Feature tests are special tests designed to highlight specific techniques, functions or capabilities.

The Intel XeSS feature test is designed to help you test and compare the performance and image quality of XeSS.

Feature test3DMark Intel XeSS feature test
Target hardwareModern GPUs that support DirectX Raytracing and Intel XeSS.
Graphics APIDirectX 12 with DirectX Raytracing

To run the Intel XeSS feature test, you must have a GPU that supports Intel XeSS and Microsoft DirectX Raytracing Tier 1.1. XeSS compatible GPUs include Intel Arc GPUs, as well as AMD Radeon and NVIDIA GeForce GPUs with Shader Model 6.4 support. You also need Windows 11 or Windows 10 64-bit, version 20H2 or newer.

What is Intel Xe Super Sampling?

XeSS (Xe Super Sampling) is an Intel graphics technology that uses AI-enhanced upscaling to improve performance while maintaining high image fidelity. XeSS renders at a lower resolution internally to boost performance and then uses AI upscaling to provide an accurate output at the target display resolution.

You can read more about XeSS on Intel's website.


Aliasing—a distracting jagged line on the edge of an object in a scene—is a common artifact in real-time computer graphics.

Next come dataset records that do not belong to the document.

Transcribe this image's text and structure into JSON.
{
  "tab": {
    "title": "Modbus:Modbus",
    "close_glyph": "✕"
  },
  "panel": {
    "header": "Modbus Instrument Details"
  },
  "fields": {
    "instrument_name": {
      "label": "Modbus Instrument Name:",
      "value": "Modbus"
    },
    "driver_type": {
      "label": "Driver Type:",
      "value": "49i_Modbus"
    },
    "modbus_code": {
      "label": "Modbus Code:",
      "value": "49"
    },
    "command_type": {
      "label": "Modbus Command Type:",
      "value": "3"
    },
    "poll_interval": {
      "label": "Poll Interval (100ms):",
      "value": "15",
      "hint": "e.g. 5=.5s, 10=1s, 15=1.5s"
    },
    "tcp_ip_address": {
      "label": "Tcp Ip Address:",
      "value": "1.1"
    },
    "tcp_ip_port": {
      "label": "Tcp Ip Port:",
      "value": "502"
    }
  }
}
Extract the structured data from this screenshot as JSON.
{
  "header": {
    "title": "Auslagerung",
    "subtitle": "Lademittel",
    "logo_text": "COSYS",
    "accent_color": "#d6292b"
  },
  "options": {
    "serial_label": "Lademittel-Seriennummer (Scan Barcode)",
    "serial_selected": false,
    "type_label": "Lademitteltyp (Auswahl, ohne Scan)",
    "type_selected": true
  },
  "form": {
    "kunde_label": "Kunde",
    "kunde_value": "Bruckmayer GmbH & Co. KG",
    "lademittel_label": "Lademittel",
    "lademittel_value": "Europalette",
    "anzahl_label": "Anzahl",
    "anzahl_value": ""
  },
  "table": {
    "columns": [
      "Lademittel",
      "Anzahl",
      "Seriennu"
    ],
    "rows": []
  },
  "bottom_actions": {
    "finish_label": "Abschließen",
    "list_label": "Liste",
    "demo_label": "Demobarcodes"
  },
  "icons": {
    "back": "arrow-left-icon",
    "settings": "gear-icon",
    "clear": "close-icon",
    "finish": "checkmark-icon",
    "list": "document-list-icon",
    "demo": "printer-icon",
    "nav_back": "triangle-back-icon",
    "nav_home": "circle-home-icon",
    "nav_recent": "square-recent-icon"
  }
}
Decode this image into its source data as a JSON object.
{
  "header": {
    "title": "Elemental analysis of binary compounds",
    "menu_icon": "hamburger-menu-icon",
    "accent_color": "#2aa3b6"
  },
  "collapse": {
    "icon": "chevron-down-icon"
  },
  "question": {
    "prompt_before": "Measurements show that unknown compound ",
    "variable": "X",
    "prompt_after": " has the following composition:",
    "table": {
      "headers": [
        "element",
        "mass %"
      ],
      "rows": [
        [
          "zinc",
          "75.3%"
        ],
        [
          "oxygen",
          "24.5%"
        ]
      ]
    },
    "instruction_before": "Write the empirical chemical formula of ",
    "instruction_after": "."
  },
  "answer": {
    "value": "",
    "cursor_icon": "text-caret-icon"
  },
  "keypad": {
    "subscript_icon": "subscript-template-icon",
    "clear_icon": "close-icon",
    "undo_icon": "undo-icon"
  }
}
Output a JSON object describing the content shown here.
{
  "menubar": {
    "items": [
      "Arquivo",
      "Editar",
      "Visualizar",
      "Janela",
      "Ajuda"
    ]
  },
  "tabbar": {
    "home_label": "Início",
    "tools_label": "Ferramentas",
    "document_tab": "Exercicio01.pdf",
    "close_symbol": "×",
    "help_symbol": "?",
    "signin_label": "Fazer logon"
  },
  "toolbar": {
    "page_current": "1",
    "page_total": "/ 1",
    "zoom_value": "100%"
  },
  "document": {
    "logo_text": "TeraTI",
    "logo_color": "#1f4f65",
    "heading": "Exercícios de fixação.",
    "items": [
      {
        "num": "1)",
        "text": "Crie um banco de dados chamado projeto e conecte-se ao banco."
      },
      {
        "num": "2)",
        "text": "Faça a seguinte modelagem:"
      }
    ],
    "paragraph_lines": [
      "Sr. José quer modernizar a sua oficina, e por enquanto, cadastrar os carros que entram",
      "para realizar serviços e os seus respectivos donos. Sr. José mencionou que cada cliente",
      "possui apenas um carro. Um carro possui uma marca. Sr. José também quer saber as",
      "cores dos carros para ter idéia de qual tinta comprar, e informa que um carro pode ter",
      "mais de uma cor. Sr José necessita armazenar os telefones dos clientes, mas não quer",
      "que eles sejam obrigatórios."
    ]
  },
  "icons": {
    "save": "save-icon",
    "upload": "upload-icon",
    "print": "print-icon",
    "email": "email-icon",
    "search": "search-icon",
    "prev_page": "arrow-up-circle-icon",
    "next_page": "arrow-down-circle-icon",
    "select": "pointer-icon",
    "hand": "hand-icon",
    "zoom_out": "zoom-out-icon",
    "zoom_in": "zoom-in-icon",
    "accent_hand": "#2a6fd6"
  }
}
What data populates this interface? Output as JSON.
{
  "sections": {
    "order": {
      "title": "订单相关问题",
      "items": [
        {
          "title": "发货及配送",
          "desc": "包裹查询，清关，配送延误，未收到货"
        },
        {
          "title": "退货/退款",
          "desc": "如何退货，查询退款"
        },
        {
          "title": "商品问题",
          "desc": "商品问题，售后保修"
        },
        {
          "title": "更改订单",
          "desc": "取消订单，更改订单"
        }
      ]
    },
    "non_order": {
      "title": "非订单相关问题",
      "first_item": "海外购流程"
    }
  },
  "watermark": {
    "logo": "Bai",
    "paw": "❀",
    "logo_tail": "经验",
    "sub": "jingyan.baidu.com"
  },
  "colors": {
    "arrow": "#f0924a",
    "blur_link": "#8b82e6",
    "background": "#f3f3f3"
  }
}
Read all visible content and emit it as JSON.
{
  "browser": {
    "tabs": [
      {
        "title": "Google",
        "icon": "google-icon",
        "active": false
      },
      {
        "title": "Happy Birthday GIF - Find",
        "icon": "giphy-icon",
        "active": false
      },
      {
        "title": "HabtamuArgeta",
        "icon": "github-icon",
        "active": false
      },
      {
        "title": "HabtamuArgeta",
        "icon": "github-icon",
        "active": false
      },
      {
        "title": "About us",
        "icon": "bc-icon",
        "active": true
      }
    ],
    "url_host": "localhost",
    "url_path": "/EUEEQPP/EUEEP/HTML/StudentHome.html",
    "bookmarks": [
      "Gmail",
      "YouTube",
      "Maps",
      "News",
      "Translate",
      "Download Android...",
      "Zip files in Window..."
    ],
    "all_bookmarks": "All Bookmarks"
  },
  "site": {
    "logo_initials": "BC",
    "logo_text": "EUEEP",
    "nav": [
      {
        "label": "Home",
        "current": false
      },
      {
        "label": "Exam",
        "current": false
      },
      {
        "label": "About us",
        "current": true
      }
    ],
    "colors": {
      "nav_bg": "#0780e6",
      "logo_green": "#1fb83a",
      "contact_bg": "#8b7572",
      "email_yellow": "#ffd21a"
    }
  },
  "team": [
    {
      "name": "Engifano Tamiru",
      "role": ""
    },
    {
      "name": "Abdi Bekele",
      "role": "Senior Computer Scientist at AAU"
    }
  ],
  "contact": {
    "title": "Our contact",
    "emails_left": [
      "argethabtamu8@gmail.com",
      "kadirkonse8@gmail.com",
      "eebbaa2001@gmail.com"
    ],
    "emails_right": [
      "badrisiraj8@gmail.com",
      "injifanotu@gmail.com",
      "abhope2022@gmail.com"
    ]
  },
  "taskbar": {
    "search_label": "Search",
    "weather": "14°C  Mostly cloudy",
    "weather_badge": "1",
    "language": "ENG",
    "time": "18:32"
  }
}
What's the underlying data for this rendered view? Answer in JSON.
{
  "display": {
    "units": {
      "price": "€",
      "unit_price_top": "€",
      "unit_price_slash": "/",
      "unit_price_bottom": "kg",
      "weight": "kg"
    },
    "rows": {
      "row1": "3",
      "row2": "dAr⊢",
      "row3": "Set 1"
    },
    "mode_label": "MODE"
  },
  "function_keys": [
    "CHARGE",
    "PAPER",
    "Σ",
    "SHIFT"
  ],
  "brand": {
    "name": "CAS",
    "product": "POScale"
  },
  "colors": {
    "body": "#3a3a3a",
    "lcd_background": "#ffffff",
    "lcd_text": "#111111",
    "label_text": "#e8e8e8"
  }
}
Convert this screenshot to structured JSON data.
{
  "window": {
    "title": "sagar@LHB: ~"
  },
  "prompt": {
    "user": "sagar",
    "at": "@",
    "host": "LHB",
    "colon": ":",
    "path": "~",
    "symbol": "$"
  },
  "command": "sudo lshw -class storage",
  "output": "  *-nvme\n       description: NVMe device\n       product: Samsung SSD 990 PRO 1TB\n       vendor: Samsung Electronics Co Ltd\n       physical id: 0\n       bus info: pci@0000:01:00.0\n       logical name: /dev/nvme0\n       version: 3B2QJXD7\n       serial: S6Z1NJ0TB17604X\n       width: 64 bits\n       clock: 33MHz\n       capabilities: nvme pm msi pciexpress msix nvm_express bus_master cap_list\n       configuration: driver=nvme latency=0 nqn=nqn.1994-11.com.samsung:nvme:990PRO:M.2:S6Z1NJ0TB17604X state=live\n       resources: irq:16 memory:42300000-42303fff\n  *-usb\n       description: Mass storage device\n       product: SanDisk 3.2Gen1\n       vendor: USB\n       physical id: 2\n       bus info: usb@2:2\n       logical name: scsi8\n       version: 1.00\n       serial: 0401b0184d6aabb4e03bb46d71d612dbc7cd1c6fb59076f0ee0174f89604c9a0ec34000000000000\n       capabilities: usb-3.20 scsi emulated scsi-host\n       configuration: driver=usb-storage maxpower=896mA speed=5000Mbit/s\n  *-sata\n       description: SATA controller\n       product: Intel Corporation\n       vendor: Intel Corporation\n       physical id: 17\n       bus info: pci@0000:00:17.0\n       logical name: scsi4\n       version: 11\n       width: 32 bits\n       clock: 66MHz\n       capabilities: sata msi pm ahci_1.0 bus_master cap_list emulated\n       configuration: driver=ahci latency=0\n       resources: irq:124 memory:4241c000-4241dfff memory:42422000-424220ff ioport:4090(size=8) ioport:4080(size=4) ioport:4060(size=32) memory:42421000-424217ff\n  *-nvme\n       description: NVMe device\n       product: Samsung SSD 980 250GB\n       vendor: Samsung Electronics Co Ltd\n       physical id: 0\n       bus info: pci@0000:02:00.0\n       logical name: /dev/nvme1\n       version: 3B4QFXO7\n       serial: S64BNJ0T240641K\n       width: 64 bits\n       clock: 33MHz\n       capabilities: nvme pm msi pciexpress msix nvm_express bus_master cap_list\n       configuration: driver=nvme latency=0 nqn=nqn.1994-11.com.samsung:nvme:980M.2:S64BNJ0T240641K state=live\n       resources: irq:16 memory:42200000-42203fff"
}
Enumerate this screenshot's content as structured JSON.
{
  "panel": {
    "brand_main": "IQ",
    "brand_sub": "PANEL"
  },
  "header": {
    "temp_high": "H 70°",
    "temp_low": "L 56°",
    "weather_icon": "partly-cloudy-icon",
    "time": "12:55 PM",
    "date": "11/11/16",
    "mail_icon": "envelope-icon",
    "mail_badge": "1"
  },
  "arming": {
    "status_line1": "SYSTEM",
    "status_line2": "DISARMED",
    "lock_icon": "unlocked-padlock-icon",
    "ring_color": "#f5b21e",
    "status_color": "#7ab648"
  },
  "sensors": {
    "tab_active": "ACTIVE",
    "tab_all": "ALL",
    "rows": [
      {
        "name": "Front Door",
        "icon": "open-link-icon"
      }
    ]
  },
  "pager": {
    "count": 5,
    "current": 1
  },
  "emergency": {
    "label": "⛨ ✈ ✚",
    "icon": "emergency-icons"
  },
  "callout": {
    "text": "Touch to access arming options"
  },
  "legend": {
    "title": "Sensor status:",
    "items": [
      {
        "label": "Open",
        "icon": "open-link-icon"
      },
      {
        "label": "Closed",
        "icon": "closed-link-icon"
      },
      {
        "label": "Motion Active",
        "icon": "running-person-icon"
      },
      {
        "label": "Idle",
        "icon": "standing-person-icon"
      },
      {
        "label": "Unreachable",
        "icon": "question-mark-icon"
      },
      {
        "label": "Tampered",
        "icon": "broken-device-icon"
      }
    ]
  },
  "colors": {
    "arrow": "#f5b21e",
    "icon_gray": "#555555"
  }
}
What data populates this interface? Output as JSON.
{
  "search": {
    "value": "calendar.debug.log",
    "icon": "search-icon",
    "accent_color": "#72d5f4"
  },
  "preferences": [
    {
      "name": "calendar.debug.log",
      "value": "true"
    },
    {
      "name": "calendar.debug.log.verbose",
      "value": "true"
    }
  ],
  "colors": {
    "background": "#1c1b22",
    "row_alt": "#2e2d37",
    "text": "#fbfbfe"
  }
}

Increasing the resolution of the entire image is not always practical so a common way to remove the jagged lines is to increase the number of samples on the line which helps to smooth it. Many techniques have been developed which intelligently blend the colors of the jagged edges with the colors of nearby pixels but most of these can lead to a loss of fine detail.

Temporal Anti-Aliasing

The 3DMark Intel XeSS feature test uses Temporal Anti-Aliasing (TAA) for the run without Intel XeSS. TAA is a popular anti-aliasing technique used in many games today and solves the aliasing problem by accumulating multiple samples temporally. Instead of adding more samples to a single frame, it adds a small jitter to a rendered frame and combines the current samples with matching samples from previous frames. This directly leads to an increased sampling rate. Unfortunately, TAA suffers from flickering and ghosting artifacts. These artifacts are more visible in dynamic scenes.